Within generative grammar, generative semantics is a variation on transformation grammar developed in the mid-1960s by some of Chomsky’s pupils at the time: John R. Ross, Paul Postal, James McCawley and George Lakoff.
Description
As in Noam Chomsky’s grammar, a deep syntactic structure was assumed, but the idea was added that these deep structures also directly underlie the semantic interpretation of language utterances. In response, the later proponents of generative semantics regarding depth structure developed new theories that were more abstract and complex. For example, in the transition from the depth structure to the surface structure, transformations took place that were much more abstract and complicated than assumed in Chomsky’s grammar. Generative semantics, for example, assumes that the relationships between phonological representations (such as phonemes) and semantic representations can be made visible by means of transformations.

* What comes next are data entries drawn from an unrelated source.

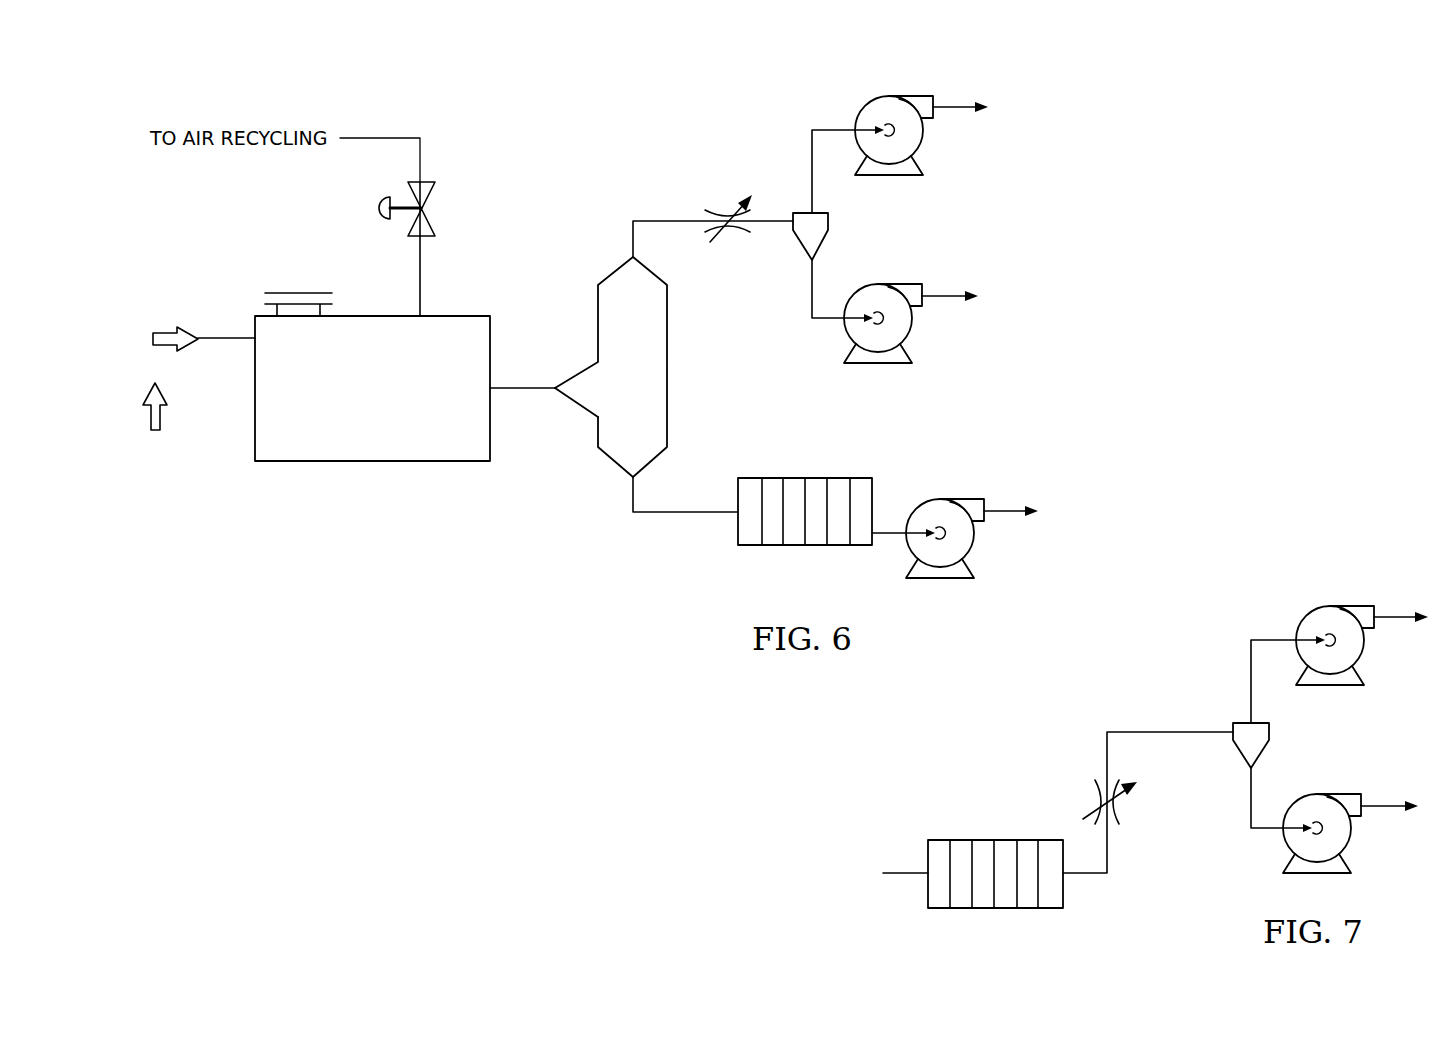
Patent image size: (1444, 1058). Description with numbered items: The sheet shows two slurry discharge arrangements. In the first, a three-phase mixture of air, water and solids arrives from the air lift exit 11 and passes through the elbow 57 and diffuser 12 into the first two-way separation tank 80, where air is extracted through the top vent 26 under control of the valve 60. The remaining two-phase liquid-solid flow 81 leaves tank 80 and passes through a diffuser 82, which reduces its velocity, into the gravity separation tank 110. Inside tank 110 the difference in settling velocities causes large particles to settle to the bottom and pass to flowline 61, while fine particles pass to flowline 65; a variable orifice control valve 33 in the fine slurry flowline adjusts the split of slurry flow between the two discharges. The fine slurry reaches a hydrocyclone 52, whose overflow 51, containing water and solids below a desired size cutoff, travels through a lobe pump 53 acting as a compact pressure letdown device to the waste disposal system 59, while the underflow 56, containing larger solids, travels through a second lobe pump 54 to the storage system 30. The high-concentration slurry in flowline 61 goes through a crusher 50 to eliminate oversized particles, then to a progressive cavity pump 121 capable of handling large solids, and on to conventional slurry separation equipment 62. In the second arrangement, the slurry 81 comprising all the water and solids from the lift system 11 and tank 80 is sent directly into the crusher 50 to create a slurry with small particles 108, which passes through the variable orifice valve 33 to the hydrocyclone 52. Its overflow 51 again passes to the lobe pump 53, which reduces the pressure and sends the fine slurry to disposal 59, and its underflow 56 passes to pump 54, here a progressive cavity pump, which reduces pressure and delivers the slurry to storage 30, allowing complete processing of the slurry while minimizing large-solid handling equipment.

In FIG. 6, the air lift exit 11 is at (163, 415).
In FIG. 6, the diffuser 12 is at (226, 338).
In FIG. 6, the top vent 26 is at (421, 277).
In FIG. 6, the storage system 30 is at (947, 298).
In FIG. 7, the storage system 30 is at (1386, 809).
In FIG. 6, the variable orifice valve 33 is at (731, 235).
In FIG. 7, the variable orifice valve 33 is at (1093, 790).
In FIG. 6, the crusher 50 is at (818, 548).
In FIG. 7, the crusher 50 is at (1008, 910).
In FIG. 6, the hydrocyclone overflow 51 is at (812, 172).
In FIG. 7, the hydrocyclone overflow 51 is at (1251, 681).
In FIG. 6, the hydrocyclone 52 is at (828, 224).
In FIG. 7, the hydrocyclone 52 is at (1269, 734).
In FIG. 6, the lobe pump 53 is at (888, 96).
In FIG. 7, the lobe pump 53 is at (1330, 606).
In FIG. 6, the lobe pump 54 is at (880, 285).
In FIG. 7, the lobe pump 54 is at (1319, 795).
In FIG. 6, the hydrocyclone underflow 56 is at (812, 289).
In FIG. 7, the hydrocyclone underflow 56 is at (1251, 800).
In FIG. 6, the elbow 57 is at (168, 332).
In FIG. 6, the waste disposal system 59 is at (955, 106).
In FIG. 7, the waste disposal system 59 is at (1397, 616).
In FIG. 6, the valve 60 is at (378, 208).
In FIG. 6, the flowline 61 is at (687, 515).
In FIG. 6, the conventional slurry separation equipment 62 is at (1008, 515).
In FIG. 6, the flowline 65 is at (672, 219).
In FIG. 6, the separation tank 80 is at (370, 463).
In FIG. 6, the flowline 81 is at (532, 386).
In FIG. 7, the flowline 81 is at (903, 875).
In FIG. 6, the diffuser 82 is at (577, 405).
In FIG. 7, the slurry with small particles 108 is at (1108, 850).
In FIG. 6, the gravity separation tank 110 is at (618, 268).
In FIG. 6, the progressive cavity pump 121 is at (940, 580).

Differences from other models
Generative semantics is completely at odds with what is claimed by Chomsky and other linguists such as Ray Jackendoff, namely that generative syntax and interpretive semantics are two completely separate circuits. Particularly in the late 1960s and 1970s, this contradiction gave rise to much fierce debate between followers of generative semantics and the more “orthodox” followers of Chomsky. In the end, generative semantics lost out to traditional Chomsky grammar, but actually mainly because interest in it had declined in general. In 1980, a research project carried out within the framework of generative semantics was discontinued. Certain ideas from generative semantics have been transferred to contemporary disciplines, in particular pragmatics and cognitive linguistics.